Statistical significance and P values have been much discussed over the past decade. In 2016, the American Statistical Association published a statement on P values, aiming to dispel some of the misconceptions that surround their use and interpretation1. Despite heightened attention to the misuse of P values, we frequently encounter research that demonstrates the types of misunderstandings that the American Statistical Association statement tried to allay.

Credit: We are/DigitalVision/Getty

In most empirical studies using null-hypothesis significance testing (NHST) that we receive, authors report only the statistical test, degrees of freedom, test value and P value. In some cases, we see only P values and nothing else. This extremely limited information can be misleading2 and in studies with very large sample sizes it is meaningless (as overpowered studies or studies with very large samples can identify statistically significant but trivial effects). We therefore require that authors also report effect sizes and confidence intervals. Reporting of NHST statistics should typically take the following form: statistic (degrees of freedom) = value; P = value; effect size statistic = value; and per cent confidence intervals = values.

The P value threshold of 0.05 for declaring significance is an arbitrary one that is established by convention. However, if authors choose to use NHST, we ask that they abide by the convention (except if they preregistered a different alpha level for their study, providing a robust justification for their choice3). Statements such as ‘marginally significant’ and ‘just missed statistical significance’ for P values above the threshold of 0.05 that are followed by theoretical interpretations as if the null hypothesis had been rejected are misleading. P values that exceed the conventional or prespecified threshold are simply not statistically significant and we ask that authors report them as such.

One of the most common issues that we encounter in submitted manuscripts is inferences about differences between studies or conditions, where the authors compare statistical significance levels without using formal statistical tests of the difference itself. In a 2006 article, Gelman and Stern provided a compelling explanation as to why “the difference between significant and not significant is not itself statistically significant”4. Using significance levels to compare effect estimates is not appropriate and we ask authors to provide statistical evidence of any argued difference.

If authors carry out multiple comparisons, we expect that they will use a form of adjustment or correction (for example, Bonferroni, Benjamini–Hochberg, family-wise error rate or false-discovery rate) that is appropriate for their data and the number of comparisons they are performing. This correction is an essential part of the analysis (not merely a robustness check) and all interpretations of results should be based on the corrected P values.

We select studies for peer review and publication based on the importance of the research question, the breadth of its potential relevance to a multidisciplinary audience and the substantiveness of the evidence, not on the basis of their results. This means that we publish studies where the main results are null. For studies reporting statistically null results, we ask authors not to interpret the absence of evidence as evidence of absence. There is no statistical test that can demonstrate the absence of an effect. Statements such as ‘there is no association between X and Y’ or ‘X has no effect on Y’ are inaccurate, and are best revised to read ‘[no or little] credible evidence of an association between X and Y’ or ‘[no or little] credible evidence that X affects Y.’

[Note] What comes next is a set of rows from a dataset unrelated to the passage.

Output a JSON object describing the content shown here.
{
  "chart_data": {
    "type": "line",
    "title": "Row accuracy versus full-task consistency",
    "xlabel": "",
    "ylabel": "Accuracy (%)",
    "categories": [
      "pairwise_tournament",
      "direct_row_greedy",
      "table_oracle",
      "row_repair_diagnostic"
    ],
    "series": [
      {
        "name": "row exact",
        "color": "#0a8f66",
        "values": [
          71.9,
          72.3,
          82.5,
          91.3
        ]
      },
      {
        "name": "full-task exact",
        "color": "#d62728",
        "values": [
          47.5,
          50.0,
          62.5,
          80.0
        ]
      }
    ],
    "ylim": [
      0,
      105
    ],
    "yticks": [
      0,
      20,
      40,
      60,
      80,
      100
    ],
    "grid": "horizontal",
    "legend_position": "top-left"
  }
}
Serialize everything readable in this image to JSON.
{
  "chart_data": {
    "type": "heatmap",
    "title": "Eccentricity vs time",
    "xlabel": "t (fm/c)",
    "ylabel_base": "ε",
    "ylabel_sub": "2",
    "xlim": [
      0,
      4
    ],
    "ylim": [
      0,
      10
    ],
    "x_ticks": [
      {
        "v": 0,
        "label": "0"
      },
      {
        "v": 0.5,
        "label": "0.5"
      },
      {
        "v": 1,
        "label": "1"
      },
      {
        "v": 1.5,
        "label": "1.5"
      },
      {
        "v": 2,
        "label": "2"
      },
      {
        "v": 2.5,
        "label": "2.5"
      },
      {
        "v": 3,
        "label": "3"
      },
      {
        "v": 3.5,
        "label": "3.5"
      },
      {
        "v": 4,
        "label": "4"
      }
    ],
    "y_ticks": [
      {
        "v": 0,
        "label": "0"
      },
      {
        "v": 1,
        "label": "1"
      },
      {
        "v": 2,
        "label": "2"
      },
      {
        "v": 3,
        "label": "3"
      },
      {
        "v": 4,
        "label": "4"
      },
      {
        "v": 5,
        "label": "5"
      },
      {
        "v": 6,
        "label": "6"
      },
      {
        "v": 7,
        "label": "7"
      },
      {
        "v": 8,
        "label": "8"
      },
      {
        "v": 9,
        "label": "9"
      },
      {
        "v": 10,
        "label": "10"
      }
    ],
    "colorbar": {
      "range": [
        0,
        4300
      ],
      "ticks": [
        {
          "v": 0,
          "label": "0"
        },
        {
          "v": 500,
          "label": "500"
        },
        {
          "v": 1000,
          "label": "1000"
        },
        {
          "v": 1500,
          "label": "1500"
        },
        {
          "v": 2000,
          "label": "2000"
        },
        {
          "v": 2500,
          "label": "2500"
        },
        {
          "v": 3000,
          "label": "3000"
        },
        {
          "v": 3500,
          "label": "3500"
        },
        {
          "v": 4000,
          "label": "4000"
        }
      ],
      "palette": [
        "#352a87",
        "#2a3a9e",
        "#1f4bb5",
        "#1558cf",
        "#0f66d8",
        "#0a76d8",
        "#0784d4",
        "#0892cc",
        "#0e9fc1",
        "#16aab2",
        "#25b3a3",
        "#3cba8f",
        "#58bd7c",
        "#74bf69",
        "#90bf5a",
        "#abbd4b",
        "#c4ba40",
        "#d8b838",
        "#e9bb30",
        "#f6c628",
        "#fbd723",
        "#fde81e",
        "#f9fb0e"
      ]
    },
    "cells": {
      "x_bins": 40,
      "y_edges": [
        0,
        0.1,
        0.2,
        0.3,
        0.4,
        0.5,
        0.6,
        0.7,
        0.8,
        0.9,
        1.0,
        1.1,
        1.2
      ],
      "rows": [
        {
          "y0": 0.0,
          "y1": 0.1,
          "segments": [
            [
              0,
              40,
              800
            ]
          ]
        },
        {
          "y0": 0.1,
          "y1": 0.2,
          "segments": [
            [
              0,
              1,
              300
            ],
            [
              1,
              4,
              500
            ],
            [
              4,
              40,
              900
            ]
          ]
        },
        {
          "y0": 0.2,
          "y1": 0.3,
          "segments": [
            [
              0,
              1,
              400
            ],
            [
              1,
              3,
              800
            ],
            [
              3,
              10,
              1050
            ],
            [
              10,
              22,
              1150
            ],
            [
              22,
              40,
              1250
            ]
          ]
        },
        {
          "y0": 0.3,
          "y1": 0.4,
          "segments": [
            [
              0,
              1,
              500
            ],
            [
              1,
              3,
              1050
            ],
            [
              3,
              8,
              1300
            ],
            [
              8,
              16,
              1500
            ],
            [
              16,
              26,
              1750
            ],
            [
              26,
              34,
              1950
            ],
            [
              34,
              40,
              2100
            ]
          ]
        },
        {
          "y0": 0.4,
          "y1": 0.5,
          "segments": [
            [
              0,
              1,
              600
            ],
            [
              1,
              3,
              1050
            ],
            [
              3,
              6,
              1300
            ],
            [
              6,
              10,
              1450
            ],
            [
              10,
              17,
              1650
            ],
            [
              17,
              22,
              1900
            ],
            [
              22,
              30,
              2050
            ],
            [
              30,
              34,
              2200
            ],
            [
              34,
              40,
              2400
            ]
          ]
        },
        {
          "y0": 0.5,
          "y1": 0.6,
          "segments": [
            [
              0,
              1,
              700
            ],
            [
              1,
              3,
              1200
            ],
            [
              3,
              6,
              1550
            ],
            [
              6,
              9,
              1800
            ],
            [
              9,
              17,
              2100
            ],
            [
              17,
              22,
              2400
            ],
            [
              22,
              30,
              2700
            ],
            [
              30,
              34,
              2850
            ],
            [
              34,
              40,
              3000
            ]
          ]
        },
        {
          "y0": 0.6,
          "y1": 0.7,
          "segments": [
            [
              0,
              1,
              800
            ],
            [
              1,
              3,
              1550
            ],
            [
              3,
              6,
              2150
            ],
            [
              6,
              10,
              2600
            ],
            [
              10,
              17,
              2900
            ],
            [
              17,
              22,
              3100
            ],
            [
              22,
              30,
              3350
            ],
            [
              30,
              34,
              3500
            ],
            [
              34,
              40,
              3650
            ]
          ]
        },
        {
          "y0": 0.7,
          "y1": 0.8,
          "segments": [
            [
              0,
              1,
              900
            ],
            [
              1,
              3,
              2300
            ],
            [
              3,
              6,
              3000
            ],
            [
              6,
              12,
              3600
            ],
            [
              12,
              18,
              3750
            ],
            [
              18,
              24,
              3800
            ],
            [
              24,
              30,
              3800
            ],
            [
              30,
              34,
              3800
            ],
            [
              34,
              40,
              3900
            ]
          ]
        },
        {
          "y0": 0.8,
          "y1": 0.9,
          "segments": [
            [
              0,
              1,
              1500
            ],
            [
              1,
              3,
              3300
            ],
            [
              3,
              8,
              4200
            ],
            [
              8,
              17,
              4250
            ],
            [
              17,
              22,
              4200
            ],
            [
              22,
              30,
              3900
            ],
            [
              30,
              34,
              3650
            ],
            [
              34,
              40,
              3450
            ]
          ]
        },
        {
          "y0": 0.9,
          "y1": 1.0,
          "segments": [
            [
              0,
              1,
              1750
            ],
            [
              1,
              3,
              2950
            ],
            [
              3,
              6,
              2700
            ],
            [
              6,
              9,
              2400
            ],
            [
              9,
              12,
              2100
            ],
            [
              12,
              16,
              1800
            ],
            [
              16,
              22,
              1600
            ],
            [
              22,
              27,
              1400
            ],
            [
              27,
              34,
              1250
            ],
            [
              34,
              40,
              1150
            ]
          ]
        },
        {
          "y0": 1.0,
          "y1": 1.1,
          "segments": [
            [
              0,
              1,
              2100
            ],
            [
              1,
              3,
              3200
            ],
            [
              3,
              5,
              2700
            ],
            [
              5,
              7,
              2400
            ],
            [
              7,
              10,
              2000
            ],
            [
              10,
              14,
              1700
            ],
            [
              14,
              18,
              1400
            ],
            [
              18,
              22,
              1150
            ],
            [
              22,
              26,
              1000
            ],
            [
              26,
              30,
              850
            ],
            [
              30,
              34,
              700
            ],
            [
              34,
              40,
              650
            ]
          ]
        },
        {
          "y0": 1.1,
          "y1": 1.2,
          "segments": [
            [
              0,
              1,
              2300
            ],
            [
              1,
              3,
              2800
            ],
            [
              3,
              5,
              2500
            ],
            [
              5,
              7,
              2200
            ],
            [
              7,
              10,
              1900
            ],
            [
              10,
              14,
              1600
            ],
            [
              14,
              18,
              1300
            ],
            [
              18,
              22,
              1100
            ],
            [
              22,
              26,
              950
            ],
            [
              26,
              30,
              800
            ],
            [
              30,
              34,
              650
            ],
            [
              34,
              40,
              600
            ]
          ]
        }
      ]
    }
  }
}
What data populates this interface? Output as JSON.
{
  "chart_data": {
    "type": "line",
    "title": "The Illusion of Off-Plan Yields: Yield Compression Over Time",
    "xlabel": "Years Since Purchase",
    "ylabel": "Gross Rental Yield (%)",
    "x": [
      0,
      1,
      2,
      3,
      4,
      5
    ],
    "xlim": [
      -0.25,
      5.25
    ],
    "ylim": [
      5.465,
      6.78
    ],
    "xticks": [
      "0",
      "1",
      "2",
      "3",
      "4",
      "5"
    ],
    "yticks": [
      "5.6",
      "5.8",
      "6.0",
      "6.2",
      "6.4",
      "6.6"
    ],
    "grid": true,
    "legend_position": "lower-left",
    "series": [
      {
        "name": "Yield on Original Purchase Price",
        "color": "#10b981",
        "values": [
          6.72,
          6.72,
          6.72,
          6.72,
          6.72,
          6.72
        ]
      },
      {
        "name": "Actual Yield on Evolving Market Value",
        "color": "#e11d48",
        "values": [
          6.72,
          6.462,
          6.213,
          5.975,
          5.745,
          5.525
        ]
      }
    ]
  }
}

Regardless of whether the main or ancillary results are null, if these results are interpreted in the article we ask that authors use an appropriate statistical method for interpreting them (for example, Bayes factors5 or equivalence tests6).

Power is fundamental for all studies, regardless of the direction of the results. Null results in underpowered studies are uninterpretable. If researchers did not use a formal method to prespecify their sample size and the main results of their study are null, we ask that they perform a power sensitivity analysis7. This should demonstrate the power of their statistical test across a range of possible effect sizes that includes the smallest theoretically or practically meaningful effect size.

There are numerous calls to retire statistical significance or entirely move away from NHST. Until that happens, however, it is important to make sure that published research using NHST makes statistically valid inferences that are appropriately interpreted.